Pada tahap ini auditor harus sudah punya cukup pengalaman untuk menghadapi situasi yang kompleks. Tindakan yang diambil disesuaikan dengan tujuan yang ada dalam pikiran dan kurang sadar terhadap pemilihan, penerapan dan prosedur aturan audit. 4. Tahap keempat disebut dengan profiency Pada tahap ini segala sesuatu menjadi rutin, sehingga dalam bekerja auditor cenderung bergantung pada pengalaman yang lalu, dan disini intuisi mulai digunakan yang pada akhirnya pemikiran audit akan terus berjalan sehingga diperoleh elemen analisis yang substansial. 5. Tahap yang terakhir adalah expertise Pada tahap ini auditor mengetahui sesuatu karena kematangannya dan pemahamannya terhadap praktik yang ada. Auditor sudah dapat membuat keputusan atau menyelesaikan suatu permasalahan. Dengan demikian segala tindakan auditor pada tahap ini sangat rasional dan mereka bergantung intuisinya bukan aturan -aturan yang ada. Auditor harus memiliki kualifikasi untuk memahami kriteria yang digunakan dan harus kompeten untuk mengetahui jenis serta jumlah bukti yang akan dikumpulkan guna mencapai kesimpulan yang tepat setelah memeriksa bukti itu (Arens dkk., 2008). Lee dan Stone (1995) (Elfarini; 2007), mendefinisikan kompetensi sebagai keahlian yang cukup yang secara eksplisit dapat digunakan untuk melakukan audit secara objektif. Adapun kompetensi menurut De Angelo (1981) dapat dilihat dari berbagai sudut pandang yakni sudut pandang auditor individual, audit tim dan Kantor
Akuntan Publik (KAP). Masing-masing sudut pandang akan dibahas lebih mendetail berikut ini: 1. Kompetensi Auditor Individual. Ada banyak faktor yang mempengaruhi kemampuan auditor, antara lain pengetahuan dan pengalaman. Untuk melakukan tugas pengauditan, auditor memerlukan pengetahuan pengauditan (umum dan khusus) dan pengetahuan mengenai bidang pengauditan, akuntansi dan industri klien. Selain itu diperlukan juga pengalaman dalam melakukan audit. Seperti yang dikemukakan oleh Libby dan Frederick (1990) bahwa auditor yang berpengalaman mempunyai pemahaman yang lebih baik atas laporan keuangan sehingga keputusan yang diambil bisa lebih baik. 2. Kompetensi Audit Tim. Standar pekerjaan lapangan yang kedua menyatakan bahwa jika pekerjaan menggunakan asisten maka harus disupervisi dengan semestinya. Dalam suatu penugasan, satu tim audit biasanya terdiri dari auditor junior, auditor senior, manajer dan partner. Tim audit ini dipandang sebagai faktor yang lebih menentukan kualitas audit (Wooten, 2003). Kerjasama yang baik antar anggota tim, profesionalime, persistensi, skeptisisme, proses kendali mutu yang kuat, pengalaman dengan klien, dan pengalaman industri yang baik akan menghasilkan tim audit yang berkualitas tinggi. Selain itu, adanya perhatian dari partner dan manajer pada penugasan ditemukan memiliki kaitan dengan kualitas audit. 3. Kompetensi dari Sudut Pandang KAP.
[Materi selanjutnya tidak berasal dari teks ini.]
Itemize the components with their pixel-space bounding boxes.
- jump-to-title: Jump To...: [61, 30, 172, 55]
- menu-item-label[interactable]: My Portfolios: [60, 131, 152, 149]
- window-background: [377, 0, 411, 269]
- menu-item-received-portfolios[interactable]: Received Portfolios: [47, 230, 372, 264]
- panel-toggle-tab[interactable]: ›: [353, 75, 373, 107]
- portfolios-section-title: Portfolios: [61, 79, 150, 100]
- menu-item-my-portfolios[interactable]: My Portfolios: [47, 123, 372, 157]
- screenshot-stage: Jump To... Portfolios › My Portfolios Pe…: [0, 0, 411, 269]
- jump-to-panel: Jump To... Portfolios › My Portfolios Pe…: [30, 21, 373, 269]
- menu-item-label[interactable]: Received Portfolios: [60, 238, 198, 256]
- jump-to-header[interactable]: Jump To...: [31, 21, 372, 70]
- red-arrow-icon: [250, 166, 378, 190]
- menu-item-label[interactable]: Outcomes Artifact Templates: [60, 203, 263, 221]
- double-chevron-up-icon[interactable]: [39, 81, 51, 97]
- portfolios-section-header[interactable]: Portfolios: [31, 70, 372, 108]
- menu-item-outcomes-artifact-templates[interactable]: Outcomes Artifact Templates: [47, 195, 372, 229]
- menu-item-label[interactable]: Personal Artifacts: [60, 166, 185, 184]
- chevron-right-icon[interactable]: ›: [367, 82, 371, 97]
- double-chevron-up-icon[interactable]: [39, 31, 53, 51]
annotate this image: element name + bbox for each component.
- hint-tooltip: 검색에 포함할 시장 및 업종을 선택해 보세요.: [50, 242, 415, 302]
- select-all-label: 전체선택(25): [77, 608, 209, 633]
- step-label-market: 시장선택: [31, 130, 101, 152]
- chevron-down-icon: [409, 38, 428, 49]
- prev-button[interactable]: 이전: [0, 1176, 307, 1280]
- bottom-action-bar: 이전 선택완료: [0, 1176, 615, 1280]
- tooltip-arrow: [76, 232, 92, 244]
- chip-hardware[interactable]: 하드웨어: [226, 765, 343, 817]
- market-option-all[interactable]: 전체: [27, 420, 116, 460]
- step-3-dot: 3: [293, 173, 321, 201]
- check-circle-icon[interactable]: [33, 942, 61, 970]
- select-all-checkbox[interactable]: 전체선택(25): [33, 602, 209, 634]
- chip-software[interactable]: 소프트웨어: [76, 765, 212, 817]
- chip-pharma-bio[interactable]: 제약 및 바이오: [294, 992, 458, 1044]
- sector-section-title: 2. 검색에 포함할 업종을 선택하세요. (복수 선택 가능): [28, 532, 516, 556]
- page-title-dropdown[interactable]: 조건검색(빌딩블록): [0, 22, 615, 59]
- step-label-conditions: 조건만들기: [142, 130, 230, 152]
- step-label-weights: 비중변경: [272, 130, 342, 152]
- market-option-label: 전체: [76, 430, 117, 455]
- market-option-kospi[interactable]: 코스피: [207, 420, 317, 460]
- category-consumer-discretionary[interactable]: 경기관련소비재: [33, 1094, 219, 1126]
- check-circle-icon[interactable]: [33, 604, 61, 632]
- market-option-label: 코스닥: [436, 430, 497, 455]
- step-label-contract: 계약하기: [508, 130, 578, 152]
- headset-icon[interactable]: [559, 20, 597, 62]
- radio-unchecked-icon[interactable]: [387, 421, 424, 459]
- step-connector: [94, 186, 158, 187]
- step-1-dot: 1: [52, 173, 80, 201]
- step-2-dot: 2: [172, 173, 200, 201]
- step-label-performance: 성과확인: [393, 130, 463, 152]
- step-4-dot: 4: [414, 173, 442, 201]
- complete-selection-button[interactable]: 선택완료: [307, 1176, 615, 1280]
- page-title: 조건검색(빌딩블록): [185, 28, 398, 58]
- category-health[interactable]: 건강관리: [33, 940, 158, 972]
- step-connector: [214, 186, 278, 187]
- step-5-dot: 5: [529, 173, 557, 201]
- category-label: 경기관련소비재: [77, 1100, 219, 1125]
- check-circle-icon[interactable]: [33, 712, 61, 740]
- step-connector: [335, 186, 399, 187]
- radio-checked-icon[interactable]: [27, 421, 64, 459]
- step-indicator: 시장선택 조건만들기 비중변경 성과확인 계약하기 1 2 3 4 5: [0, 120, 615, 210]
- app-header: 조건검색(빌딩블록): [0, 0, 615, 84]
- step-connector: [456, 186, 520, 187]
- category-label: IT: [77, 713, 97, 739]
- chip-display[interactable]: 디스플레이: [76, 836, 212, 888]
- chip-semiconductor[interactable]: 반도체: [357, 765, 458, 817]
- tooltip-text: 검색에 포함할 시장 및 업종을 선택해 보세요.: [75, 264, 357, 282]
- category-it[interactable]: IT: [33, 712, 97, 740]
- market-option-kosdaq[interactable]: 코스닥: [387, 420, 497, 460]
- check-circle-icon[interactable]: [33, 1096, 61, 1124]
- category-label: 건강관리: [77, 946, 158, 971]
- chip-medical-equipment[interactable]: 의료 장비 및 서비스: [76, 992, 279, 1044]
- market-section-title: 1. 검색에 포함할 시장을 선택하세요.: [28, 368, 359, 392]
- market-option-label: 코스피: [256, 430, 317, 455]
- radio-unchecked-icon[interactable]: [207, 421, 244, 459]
Besaran KAP menurut Deis & Giroux (1992) diukur dari jumlah klien dan persentase dari audit fee dalam usaha mempertahankan kliennya untuk tidak berpindah pada KAP yang lain. Berbagai penelitian (misal De Angelo 1981, Davidson dan Neu 1993, Dye 1993, Becker et.al. 1998, Lennox 1999) menemukan hubungan positif antara besaran KAP dan kualitas audit. KAP yang besar menghasilkan kualitas audit yang lebih tinggi karena ada insentif untuk menjaga reputasi dipasar. Selain itu, KAP yang besar sudah mempunyai jaringan klien yang luas dan banyak sehingga mereka tidak tergantung atau tidak takut kehilangan klien ( De Angelo,1981). Selain itu KAP yang besar biasanya mempunyai sumber daya yang lebih banyak dan lebih baik untuk melatih auditor mereka, membiayai auditor ke berbagai pendidikan profesi berkelanjutan, dan melakukan pengujian audit daripada KAP kecil. Berdasarkan uraian tersebut di atas maka kompetensi dapat dilihat melalui berbagai sudut pandang. Namun dalam penelitian ini akan digunakan kompetensi dari sudut auditor individual, hal ini dikarenakan auditor adalah subyek yang melakukan audit secara langsung dan berhubungan langsung dalam proses audit sehingga diperlukan kompetensi yang baik untuk menghasilkan audit yang berkualitas. Dan berdasarkan konstruk yang dikemukakan oleh De Angelo (1981), kompetensi diproksikan dalam dua hal yaitu pengetahuan dan pengalaman.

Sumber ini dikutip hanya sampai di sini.